435. Non-overlapping Intervals
1. Description
Given an array of intervals intervals where intervals[i] = [$start_i$, $end_i$], return the minimum number of intervals you need to remove to make the rest of the intervals non-overlapping.
Note that intervals which only touch at a point are non-overlapping. For example, [1, 2] and [2, 3] are non-overlapping.
2. Example
Example 1
Input: intervals = [[1,2],[2,3],[3,4],[1,3]]
Output: 1
Explanation: [1,3] can be removed and the rest of the intervals are non-overlapping.
Example 2
Input: intervals = [[1,2],[1,2],[1,2]]
Output: 2
Explanation: You need to remove two [1,2] to make the rest of the intervals non-overlapping.
Example 3
Input: intervals = [[1,2],[2,3]]
Output: 0
Explanation: You don’t need to remove any of the intervals since they’re already non-overlapping.
3. Constraints
- 1 <= intervals.length <= $10^5$
- intervals[i].length == 2
- -5 * $10^4$ <= starti < endi <= 5 * $10^4$
4. Solutions
Sort && Greedy
n = intervals.size()
Time complexity: O(nlogn)
Space complexity: O(logn)
// Greedy strategy:
// Sort intervals by their right endpoint in ascending order.

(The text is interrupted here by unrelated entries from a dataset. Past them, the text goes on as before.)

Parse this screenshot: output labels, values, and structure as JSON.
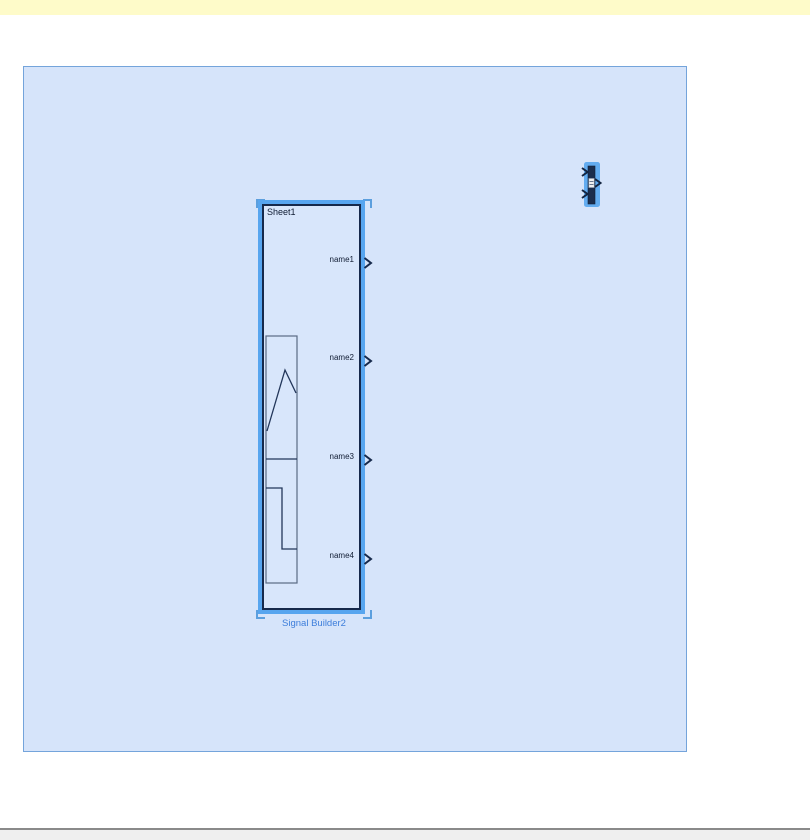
{
  "colors": {
    "notification": "#FEFBC9",
    "canvas_bg": "#D6E4FA",
    "canvas_border": "#74A4DB",
    "selection": "#57A5EF",
    "bracket": "#5C9FDE",
    "block_border": "#16294B",
    "block_fill": "#D8E6FB",
    "icon_line": "#22365A",
    "icon_frame": "#5A6A84",
    "label_text": "#101C33",
    "caption_text": "#3D7EDB",
    "mux_fill": "#1B2D4D",
    "mux_glow": "#63ACF0",
    "statusbar_bg": "#EFEFEF",
    "statusbar_line": "#8A8A8A"
  },
  "diagram": {
    "signal_builder": {
      "sheet_label": "Sheet1",
      "caption": "Signal Builder2",
      "ports": [
        {
          "label": "name1"
        },
        {
          "label": "name2"
        },
        {
          "label": "name3"
        },
        {
          "label": "name4"
        }
      ],
      "icon_waveforms": [
        "ramp",
        "step"
      ],
      "selected": true
    },
    "mux": {
      "inputs": 2,
      "outputs": 1,
      "selected": true
    }
  }
}
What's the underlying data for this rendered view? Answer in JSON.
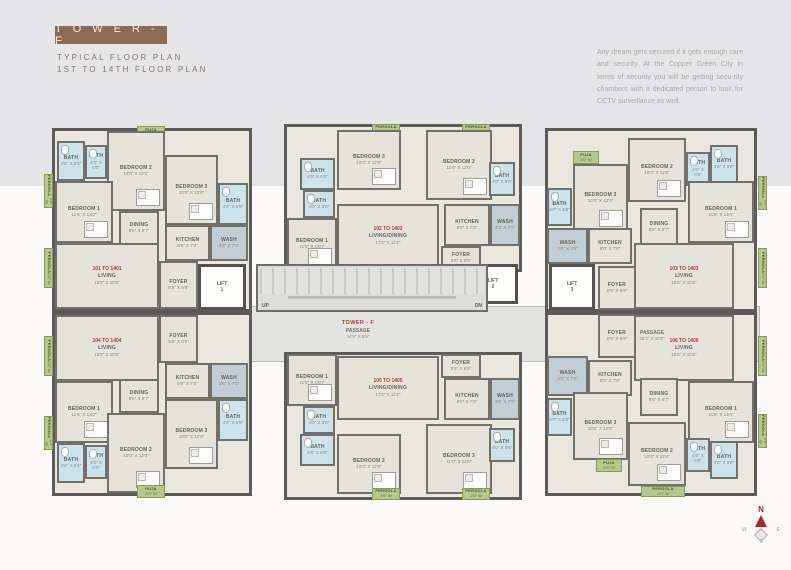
{
  "header": {
    "title": "T O W E R  -  F",
    "subtitle1": "TYPICAL  FLOOR  PLAN",
    "subtitle2": "1ST TO 14TH FLOOR PLAN",
    "description": "Any dream gets secured if it gets enough care and security. At the Copper Green City in terms of security you will be getting secu-rity chambers with a dedicated person to look for CCTV surveillance as well."
  },
  "colors": {
    "accent_brown": "#8a6c55",
    "wall": "#5c5b57",
    "floor": "#e6e3da",
    "bath": "#cde3ec",
    "green": "#b6c88e",
    "corridor": "#e3e3e1",
    "unit_red": "#b23c32"
  },
  "center": {
    "tower_label": "TOWER - F",
    "passage1": {
      "label": "PASSAGE",
      "dims": "44'9\" X 5'5\""
    },
    "passage2": {
      "label": "PASSAGE",
      "dims": "36'3\" X 10'0\""
    },
    "up": "UP",
    "dn": "DN"
  },
  "compass": {
    "n": "N",
    "e": "E",
    "s": "S",
    "w": "W"
  },
  "units": [
    {
      "id": "101",
      "x": 52,
      "y": 128,
      "w": 200,
      "h": 184
    },
    {
      "id": "102",
      "x": 284,
      "y": 124,
      "w": 238,
      "h": 148
    },
    {
      "id": "103",
      "x": 545,
      "y": 128,
      "w": 212,
      "h": 184
    },
    {
      "id": "104",
      "x": 52,
      "y": 312,
      "w": 200,
      "h": 184
    },
    {
      "id": "105",
      "x": 284,
      "y": 352,
      "w": 238,
      "h": 148
    },
    {
      "id": "106",
      "x": 545,
      "y": 312,
      "w": 212,
      "h": 184
    }
  ],
  "lifts": [
    {
      "id": "lift-1",
      "label": "LIFT",
      "num": "1",
      "x": 198,
      "y": 264,
      "w": 48,
      "h": 46
    },
    {
      "id": "lift-2",
      "label": "LIFT",
      "num": "2",
      "x": 468,
      "y": 264,
      "w": 50,
      "h": 40
    },
    {
      "id": "lift-3",
      "label": "LIFT",
      "num": "3",
      "x": 549,
      "y": 264,
      "w": 46,
      "h": 46
    }
  ],
  "rooms": [
    {
      "id": "u101-pergola-left-1",
      "n": "PERGOLA",
      "d": "2'0\" W",
      "t": "greenv",
      "x": 44,
      "y": 174,
      "w": 9,
      "h": 34
    },
    {
      "id": "u101-pergola-left-2",
      "n": "PERGOLA",
      "d": "2'0\" W",
      "t": "greenv",
      "x": 44,
      "y": 248,
      "w": 9,
      "h": 40
    },
    {
      "id": "u101-puja",
      "n": "PUJA",
      "d": "2'0\" W",
      "t": "green",
      "x": 137,
      "y": 126,
      "w": 28,
      "h": 13
    },
    {
      "id": "u101-bath-1",
      "n": "BATH",
      "d": "4'6\" X 6'6\"",
      "t": "bath",
      "x": 57,
      "y": 141,
      "w": 28,
      "h": 40
    },
    {
      "id": "u101-bath-2",
      "n": "BATH",
      "d": "4'0\" X 6'0\"",
      "t": "bath",
      "x": 85,
      "y": 145,
      "w": 22,
      "h": 34
    },
    {
      "id": "u101-bedroom-2",
      "n": "BEDROOM 2",
      "d": "10'0\" X 12'0\"",
      "t": "bed",
      "x": 107,
      "y": 131,
      "w": 58,
      "h": 80
    },
    {
      "id": "u101-bedroom-3",
      "n": "BEDROOM 3",
      "d": "10'0\" X 12'0\"",
      "t": "bed",
      "x": 165,
      "y": 155,
      "w": 53,
      "h": 70
    },
    {
      "id": "u101-bath-3",
      "n": "BATH",
      "d": "4'6\" X 6'6\"",
      "t": "bath",
      "x": 218,
      "y": 183,
      "w": 30,
      "h": 42
    },
    {
      "id": "u101-bedroom-1",
      "n": "BEDROOM 1",
      "d": "11'6\" X 13'0\"",
      "t": "bed",
      "x": 55,
      "y": 181,
      "w": 58,
      "h": 62
    },
    {
      "id": "u101-dining",
      "n": "DINING",
      "d": "8'6\" X 6'7\"",
      "t": "room",
      "x": 119,
      "y": 211,
      "w": 40,
      "h": 34
    },
    {
      "id": "u101-kitchen",
      "n": "KITCHEN",
      "d": "8'6\" X 7'0\"",
      "t": "room",
      "x": 165,
      "y": 225,
      "w": 45,
      "h": 36
    },
    {
      "id": "u101-wash",
      "n": "WASH",
      "d": "3'6\" X 7'0\"",
      "t": "wash",
      "x": 210,
      "y": 225,
      "w": 38,
      "h": 36
    },
    {
      "id": "u101-living",
      "n": "LIVING",
      "d": "15'6\" X 10'6\"",
      "t": "room",
      "x": 55,
      "y": 243,
      "w": 104,
      "h": 66,
      "red": "101 TO 1401"
    },
    {
      "id": "u101-foyer",
      "n": "FOYER",
      "d": "5'6\" X 6'9\"",
      "t": "room",
      "x": 159,
      "y": 261,
      "w": 39,
      "h": 48
    },
    {
      "id": "u102-pergola-1",
      "n": "PERGOLA",
      "d": "2'0\" W",
      "t": "green",
      "x": 372,
      "y": 124,
      "w": 28,
      "h": 12
    },
    {
      "id": "u102-pergola-2",
      "n": "PERGOLA",
      "d": "2'0\" W",
      "t": "green",
      "x": 462,
      "y": 124,
      "w": 28,
      "h": 12
    },
    {
      "id": "u102-bedroom-3",
      "n": "BEDROOM 3",
      "d": "10'0\" X 12'0\"",
      "t": "bed",
      "x": 337,
      "y": 130,
      "w": 64,
      "h": 60
    },
    {
      "id": "u102-bedroom-2",
      "n": "BEDROOM 2",
      "d": "11'0\" X 12'0\"",
      "t": "bed",
      "x": 426,
      "y": 130,
      "w": 66,
      "h": 70
    },
    {
      "id": "u102-bath-1",
      "n": "BATH",
      "d": "4'0\" X 6'0\"",
      "t": "bath",
      "x": 300,
      "y": 158,
      "w": 35,
      "h": 32
    },
    {
      "id": "u102-bath-2",
      "n": "BATH",
      "d": "4'0\" X 6'0\"",
      "t": "bath",
      "x": 303,
      "y": 190,
      "w": 32,
      "h": 28
    },
    {
      "id": "u102-bedroom-1",
      "n": "BEDROOM 1",
      "d": "11'6\" X 13'0\"",
      "t": "bed",
      "x": 287,
      "y": 218,
      "w": 50,
      "h": 52
    },
    {
      "id": "u102-living-dining",
      "n": "LIVING/DINING",
      "d": "17'6\" X 11'2\"",
      "t": "room",
      "x": 337,
      "y": 204,
      "w": 102,
      "h": 64,
      "red": "102 TO 1402"
    },
    {
      "id": "u102-kitchen",
      "n": "KITCHEN",
      "d": "8'6\" X 7'0\"",
      "t": "room",
      "x": 444,
      "y": 204,
      "w": 46,
      "h": 42
    },
    {
      "id": "u102-wash",
      "n": "WASH",
      "d": "3'0\" X 7'0\"",
      "t": "wash",
      "x": 490,
      "y": 204,
      "w": 30,
      "h": 42
    },
    {
      "id": "u102-bath-3",
      "n": "BATH",
      "d": "4'0\" X 6'0\"",
      "t": "bath",
      "x": 489,
      "y": 162,
      "w": 26,
      "h": 34
    },
    {
      "id": "u102-foyer",
      "n": "FOYER",
      "d": "5'6\" X 6'9\"",
      "t": "room",
      "x": 441,
      "y": 246,
      "w": 40,
      "h": 24
    },
    {
      "id": "u103-puja",
      "n": "PUJA",
      "d": "2'0\" W",
      "t": "green",
      "x": 573,
      "y": 151,
      "w": 26,
      "h": 13
    },
    {
      "id": "u103-pergola-right-1",
      "n": "PERGOLA",
      "d": "2'0\" W",
      "t": "greenv",
      "x": 758,
      "y": 176,
      "w": 9,
      "h": 34
    },
    {
      "id": "u103-pergola-right-2",
      "n": "PERGOLA",
      "d": "2'0\" W",
      "t": "greenv",
      "x": 758,
      "y": 248,
      "w": 9,
      "h": 40
    },
    {
      "id": "u103-bedroom-3",
      "n": "BEDROOM 3",
      "d": "10'0\" X 12'0\"",
      "t": "bed",
      "x": 573,
      "y": 164,
      "w": 55,
      "h": 68
    },
    {
      "id": "u103-bedroom-2",
      "n": "BEDROOM 2",
      "d": "10'0\" X 12'0\"",
      "t": "bed",
      "x": 628,
      "y": 138,
      "w": 58,
      "h": 64
    },
    {
      "id": "u103-bath-1",
      "n": "BATH",
      "d": "4'0\" X 6'0\"",
      "t": "bath",
      "x": 686,
      "y": 152,
      "w": 24,
      "h": 34
    },
    {
      "id": "u103-bath-2",
      "n": "BATH",
      "d": "4'6\" X 6'6\"",
      "t": "bath",
      "x": 710,
      "y": 145,
      "w": 28,
      "h": 38
    },
    {
      "id": "u103-bath-3",
      "n": "BATH",
      "d": "4'0\" X 6'6\"",
      "t": "bath",
      "x": 547,
      "y": 188,
      "w": 25,
      "h": 38
    },
    {
      "id": "u103-bedroom-1",
      "n": "BEDROOM 1",
      "d": "11'6\" X 13'0\"",
      "t": "bed",
      "x": 688,
      "y": 181,
      "w": 66,
      "h": 62
    },
    {
      "id": "u103-dining",
      "n": "DINING",
      "d": "8'6\" X 6'7\"",
      "t": "room",
      "x": 640,
      "y": 208,
      "w": 38,
      "h": 38
    },
    {
      "id": "u103-kitchen",
      "n": "KITCHEN",
      "d": "8'0\" X 7'0\"",
      "t": "room",
      "x": 588,
      "y": 228,
      "w": 44,
      "h": 36
    },
    {
      "id": "u103-wash",
      "n": "WASH",
      "d": "3'0\" X 7'0\"",
      "t": "wash",
      "x": 547,
      "y": 228,
      "w": 41,
      "h": 36
    },
    {
      "id": "u103-living",
      "n": "LIVING",
      "d": "15'6\" X 10'6\"",
      "t": "room",
      "x": 634,
      "y": 243,
      "w": 100,
      "h": 66,
      "red": "103 TO 1403"
    },
    {
      "id": "u103-foyer",
      "n": "FOYER",
      "d": "5'6\" X 6'9\"",
      "t": "room",
      "x": 598,
      "y": 266,
      "w": 38,
      "h": 44
    },
    {
      "id": "core-foyer",
      "n": "FOYER",
      "d": "5'6\" X 6'9\"",
      "t": "room",
      "x": 438,
      "y": 270,
      "w": 30,
      "h": 34
    },
    {
      "id": "u104-pergola-left-1",
      "n": "PERGOLA",
      "d": "2'0\" W",
      "t": "greenv",
      "x": 44,
      "y": 336,
      "w": 9,
      "h": 40
    },
    {
      "id": "u104-pergola-left-2",
      "n": "PERGOLA",
      "d": "2'0\" W",
      "t": "greenv",
      "x": 44,
      "y": 416,
      "w": 9,
      "h": 34
    },
    {
      "id": "u104-living",
      "n": "LIVING",
      "d": "15'6\" X 10'6\"",
      "t": "room",
      "x": 55,
      "y": 315,
      "w": 104,
      "h": 66,
      "red": "104 TO 1404"
    },
    {
      "id": "u104-foyer",
      "n": "FOYER",
      "d": "5'6\" X 6'9\"",
      "t": "room",
      "x": 159,
      "y": 315,
      "w": 39,
      "h": 48
    },
    {
      "id": "u104-kitchen",
      "n": "KITCHEN",
      "d": "8'6\" X 7'0\"",
      "t": "room",
      "x": 165,
      "y": 363,
      "w": 45,
      "h": 36
    },
    {
      "id": "u104-wash",
      "n": "WASH",
      "d": "3'6\" X 7'0\"",
      "t": "wash",
      "x": 210,
      "y": 363,
      "w": 38,
      "h": 36
    },
    {
      "id": "u104-dining",
      "n": "DINING",
      "d": "8'6\" X 6'7\"",
      "t": "room",
      "x": 119,
      "y": 379,
      "w": 40,
      "h": 34
    },
    {
      "id": "u104-bedroom-1",
      "n": "BEDROOM 1",
      "d": "11'6\" X 13'0\"",
      "t": "bed",
      "x": 55,
      "y": 381,
      "w": 58,
      "h": 62
    },
    {
      "id": "u104-bedroom-3",
      "n": "BEDROOM 3",
      "d": "10'0\" X 12'0\"",
      "t": "bed",
      "x": 165,
      "y": 399,
      "w": 53,
      "h": 70
    },
    {
      "id": "u104-bath-3",
      "n": "BATH",
      "d": "4'6\" X 6'6\"",
      "t": "bath",
      "x": 218,
      "y": 399,
      "w": 30,
      "h": 42
    },
    {
      "id": "u104-bedroom-2",
      "n": "BEDROOM 2",
      "d": "10'0\" X 12'0\"",
      "t": "bed",
      "x": 107,
      "y": 413,
      "w": 58,
      "h": 80
    },
    {
      "id": "u104-bath-1",
      "n": "BATH",
      "d": "4'6\" X 6'6\"",
      "t": "bath",
      "x": 57,
      "y": 443,
      "w": 28,
      "h": 40
    },
    {
      "id": "u104-bath-2",
      "n": "BATH",
      "d": "4'0\" X 6'0\"",
      "t": "bath",
      "x": 85,
      "y": 445,
      "w": 22,
      "h": 34
    },
    {
      "id": "u104-puja",
      "n": "PUJA",
      "d": "2'0\" W",
      "t": "green",
      "x": 137,
      "y": 485,
      "w": 28,
      "h": 13
    },
    {
      "id": "u105-bedroom-1",
      "n": "BEDROOM 1",
      "d": "11'6\" X 13'0\"",
      "t": "bed",
      "x": 287,
      "y": 354,
      "w": 50,
      "h": 52
    },
    {
      "id": "u105-living-dining",
      "n": "LIVING/DINING",
      "d": "17'6\" X 11'2\"",
      "t": "room",
      "x": 337,
      "y": 356,
      "w": 102,
      "h": 64,
      "red": "105 TO 1405"
    },
    {
      "id": "u105-foyer",
      "n": "FOYER",
      "d": "5'6\" X 6'9\"",
      "t": "room",
      "x": 441,
      "y": 354,
      "w": 40,
      "h": 24
    },
    {
      "id": "u105-kitchen",
      "n": "KITCHEN",
      "d": "8'6\" X 7'0\"",
      "t": "room",
      "x": 444,
      "y": 378,
      "w": 46,
      "h": 42
    },
    {
      "id": "u105-wash",
      "n": "WASH",
      "d": "3'6\" X 7'0\"",
      "t": "wash",
      "x": 490,
      "y": 378,
      "w": 30,
      "h": 42
    },
    {
      "id": "u105-bath-2",
      "n": "BATH",
      "d": "4'0\" X 6'0\"",
      "t": "bath",
      "x": 303,
      "y": 406,
      "w": 32,
      "h": 28
    },
    {
      "id": "u105-bath-1",
      "n": "BATH",
      "d": "4'0\" X 6'0\"",
      "t": "bath",
      "x": 300,
      "y": 434,
      "w": 35,
      "h": 32
    },
    {
      "id": "u105-bedroom-2",
      "n": "BEDROOM 2",
      "d": "10'0\" X 12'0\"",
      "t": "bed",
      "x": 337,
      "y": 434,
      "w": 64,
      "h": 60
    },
    {
      "id": "u105-bedroom-3",
      "n": "BEDROOM 3",
      "d": "11'0\" X 12'0\"",
      "t": "bed",
      "x": 426,
      "y": 424,
      "w": 66,
      "h": 70
    },
    {
      "id": "u105-bath-3",
      "n": "BATH",
      "d": "4'0\" X 6'6\"",
      "t": "bath",
      "x": 489,
      "y": 428,
      "w": 26,
      "h": 34
    },
    {
      "id": "u105-pergola-1",
      "n": "PERGOLA",
      "d": "2'0\" W",
      "t": "green",
      "x": 372,
      "y": 488,
      "w": 28,
      "h": 12
    },
    {
      "id": "u105-pergola-2",
      "n": "PERGOLA",
      "d": "2'0\" W",
      "t": "green",
      "x": 462,
      "y": 488,
      "w": 28,
      "h": 12
    },
    {
      "id": "u106-pergola-right-1",
      "n": "PERGOLA",
      "d": "2'0\" W",
      "t": "greenv",
      "x": 758,
      "y": 336,
      "w": 9,
      "h": 40
    },
    {
      "id": "u106-pergola-right-2",
      "n": "PERGOLA",
      "d": "2'0\" W",
      "t": "greenv",
      "x": 758,
      "y": 414,
      "w": 9,
      "h": 34
    },
    {
      "id": "u106-living",
      "n": "LIVING",
      "d": "15'6\" X 10'6\"",
      "t": "room",
      "x": 634,
      "y": 315,
      "w": 100,
      "h": 66,
      "red": "106 TO 1406"
    },
    {
      "id": "u106-foyer",
      "n": "FOYER",
      "d": "5'6\" X 6'9\"",
      "t": "room",
      "x": 598,
      "y": 314,
      "w": 38,
      "h": 44
    },
    {
      "id": "u106-kitchen",
      "n": "KITCHEN",
      "d": "8'0\" X 7'0\"",
      "t": "room",
      "x": 588,
      "y": 360,
      "w": 44,
      "h": 36
    },
    {
      "id": "u106-wash",
      "n": "WASH",
      "d": "3'0\" X 7'0\"",
      "t": "wash",
      "x": 547,
      "y": 356,
      "w": 41,
      "h": 40
    },
    {
      "id": "u106-dining",
      "n": "DINING",
      "d": "8'6\" X 6'7\"",
      "t": "room",
      "x": 640,
      "y": 378,
      "w": 38,
      "h": 38
    },
    {
      "id": "u106-bedroom-3",
      "n": "BEDROOM 3",
      "d": "10'0\" X 12'0\"",
      "t": "bed",
      "x": 573,
      "y": 392,
      "w": 55,
      "h": 68
    },
    {
      "id": "u106-bath-3",
      "n": "BATH",
      "d": "4'0\" X 6'6\"",
      "t": "bath",
      "x": 547,
      "y": 398,
      "w": 25,
      "h": 38
    },
    {
      "id": "u106-bedroom-1",
      "n": "BEDROOM 1",
      "d": "11'6\" X 13'0\"",
      "t": "bed",
      "x": 688,
      "y": 381,
      "w": 66,
      "h": 62
    },
    {
      "id": "u106-bedroom-2",
      "n": "BEDROOM 2",
      "d": "10'0\" X 12'0\"",
      "t": "bed",
      "x": 628,
      "y": 422,
      "w": 58,
      "h": 64
    },
    {
      "id": "u106-bath-1",
      "n": "BATH",
      "d": "4'0\" X 6'6\"",
      "t": "bath",
      "x": 686,
      "y": 438,
      "w": 24,
      "h": 34
    },
    {
      "id": "u106-bath-2",
      "n": "BATH",
      "d": "4'0\" X 6'6\"",
      "t": "bath",
      "x": 710,
      "y": 441,
      "w": 28,
      "h": 38
    },
    {
      "id": "u106-puja",
      "n": "PUJA",
      "d": "2'0\" W",
      "t": "green",
      "x": 596,
      "y": 459,
      "w": 26,
      "h": 13
    },
    {
      "id": "u106-pergola-bottom",
      "n": "PERGOLA",
      "d": "2'0\" W",
      "t": "green",
      "x": 641,
      "y": 486,
      "w": 44,
      "h": 11
    }
  ]
}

// Always pick the interval with the smallest right endpoint
// to minimize overlap and leave more room for subsequent intervals.
class Solution {
public:
int eraseOverlapIntervals(vector<vector<int>> intervals) {
sort(intervals.begin(), intervals.end(), [](const vector<int> &a, const vector<int> &b) {
return a[1] < b[1];
});
const int n = intervals.size();
int nonoverlap_right = intervals[0][1], nonoverlap_count = 1;
for (int i = 1; i < n; ++i) {
if (intervals[i][0] >= nonoverlap_right) {
nonoverlap_right = intervals[i][1];
++nonoverlap_count;
}
}
return n - nonoverlap_count;
}
};